Current marijuana laws (Health and Safety Code 11357-111360) are rewritten with a new penalty structure. In all cases, offenders under 18 are not liable to criminal punishment, but to drug education and community service.

POSSESSION (HSC 11357): Illegal possession of an ounce by persons 18- 21 continues to be a $100 infraction. Illegal possession of more than an ounce by adults continues to be a misdemeanor, punishable by $500 and/or six months in jail. Possession of less than an ounce upon a school ground during school hours by a person over 18 is a misdemeanor punishable by a fine of $250, or $500 plus 10 days in jail for repeat offenses. In the case of concentrated cannabis, Section 11357 makes possession of more than four grams an infraction; however eight grams are authorized under Section 11362.1(a)2. According to AUMA’s authors, their intent was to allow eight grams; hopefully this will be affirmed by the courts.

CULTIVATION (HSC 11358): Illegal cultivation of six plants or less by minors 18-21 is a $100 infraction. Illegal cultivation of more than six plants is a misdemeanor punishable by $500 and/or 6 months.
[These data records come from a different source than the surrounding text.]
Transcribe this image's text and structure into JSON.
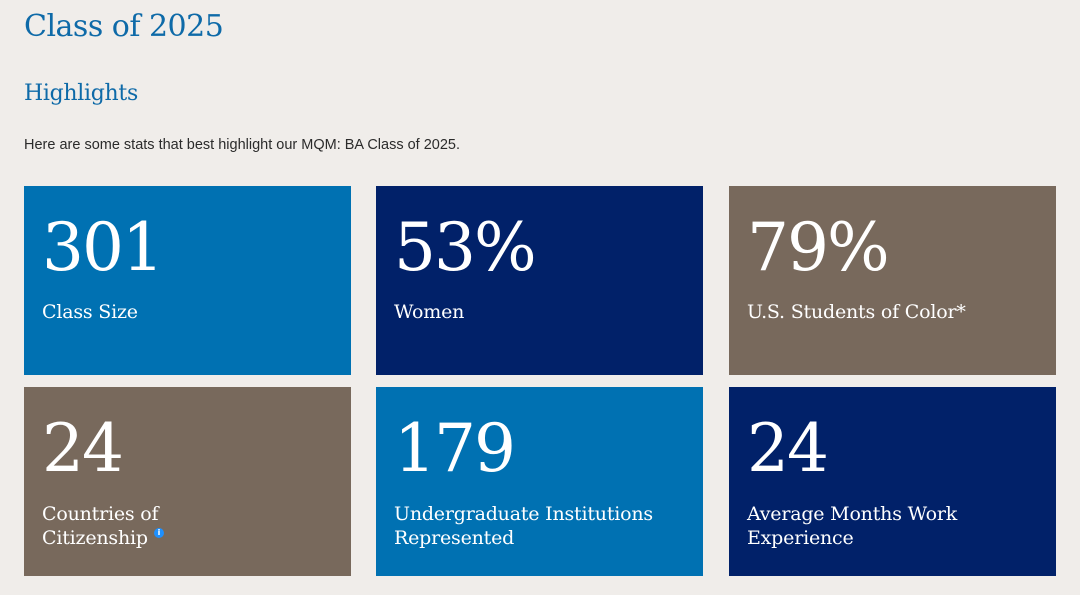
{
  "header": {
    "title": "Class of 2025"
  },
  "highlights": {
    "heading": "Highlights",
    "intro": "Here are some stats that best highlight our MQM: BA Class of 2025."
  },
  "colors": {
    "page_background": "#f0edea",
    "heading_blue": "#0e6aa8",
    "card_medium_blue": "#0071b2",
    "card_navy": "#012169",
    "card_taupe": "#78695c",
    "info_icon_blue": "#1e90ff"
  },
  "stats": [
    {
      "value": "301",
      "label": "Class Size",
      "color": "#0071b2"
    },
    {
      "value": "53%",
      "label": "Women",
      "color": "#012169"
    },
    {
      "value": "79%",
      "label": "U.S. Students of Color*",
      "color": "#78695c"
    },
    {
      "value": "24",
      "label_line1": "Countries of",
      "label_line2": "Citizenship",
      "color": "#78695c",
      "icon": "info-icon",
      "icon_glyph": "i"
    },
    {
      "value": "179",
      "label_line1": "Undergraduate Institutions",
      "label_line2": "Represented",
      "color": "#0071b2"
    },
    {
      "value": "24",
      "label_line1": "Average Months Work",
      "label_line2": "Experience",
      "color": "#012169"
    }
  ]
}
The current mandatory felony penalty for cultivation is eliminated, but felonies may be charged in the case of repeat offenders, persons with violent or serious priors, and various environmental offenses.
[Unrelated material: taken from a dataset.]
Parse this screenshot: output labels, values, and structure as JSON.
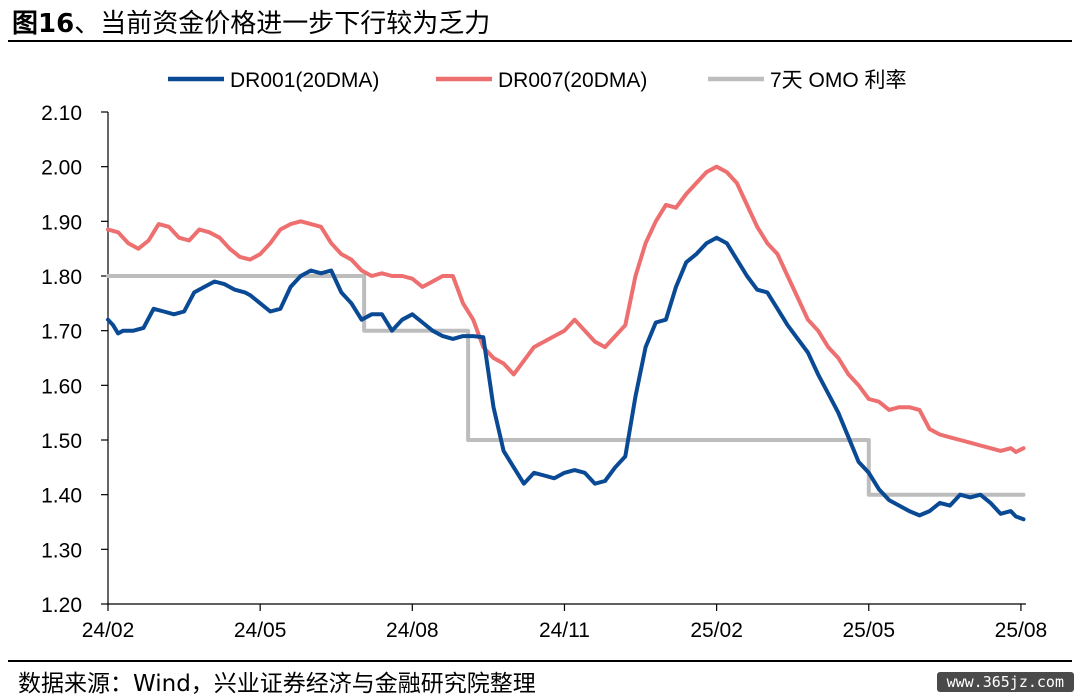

POSSESSION FOR SALE (HSC 11359): Penalties are dropped from current mandatory felonies to misdemeanors ($500 and/or 6 months). Felony enhancements allowed for repeat offenders, serious or violent priors, and sale to minors under 18.

TRANSPORTATION, IMPORTATION, SALE OR GIFT (11360): Penalties are dropped from current mandatory felony to misdemeanors ($500 and/or 6 months). Felony enhancements allowed for importing, exporting, or transporting for sale more than 1 ounce of marijuana or 4 grams of concentrate.

RELIEF FOR PRIOR OFFENDERS: Persons previously convicted of offenses that would not be a crime or would be a lesser offense under AUMA may petition the court for a recall or dismissal of their sentence. The court shall presume the petiioner is eligible unless the state provides clear and convincing evidence to the contrary (11361.8).

The initiative enables legal production of industrial hemp under California’s existing hemp law, which has been in suspense pending approval by the state Attorney General and federal government.

The legislature may by a 50% majority vote (1) reduce any penalties in the act, (2) add protections for employees of licensees, or (3) amend Section 5 (Medical Use) or Section 6 (Regulation and Safety) consistent with the intent and purposes of the act. A 2/3 vote is required for other amendments, consistent with the intent and purposes.

No provision of this act shall be construed in a manner to create a positive conflict with federal law, including the Controlled Substances Act.

If any provision of this act is ruled invalid or unconstitutional, remaining provisions of the act remain in full force and effect.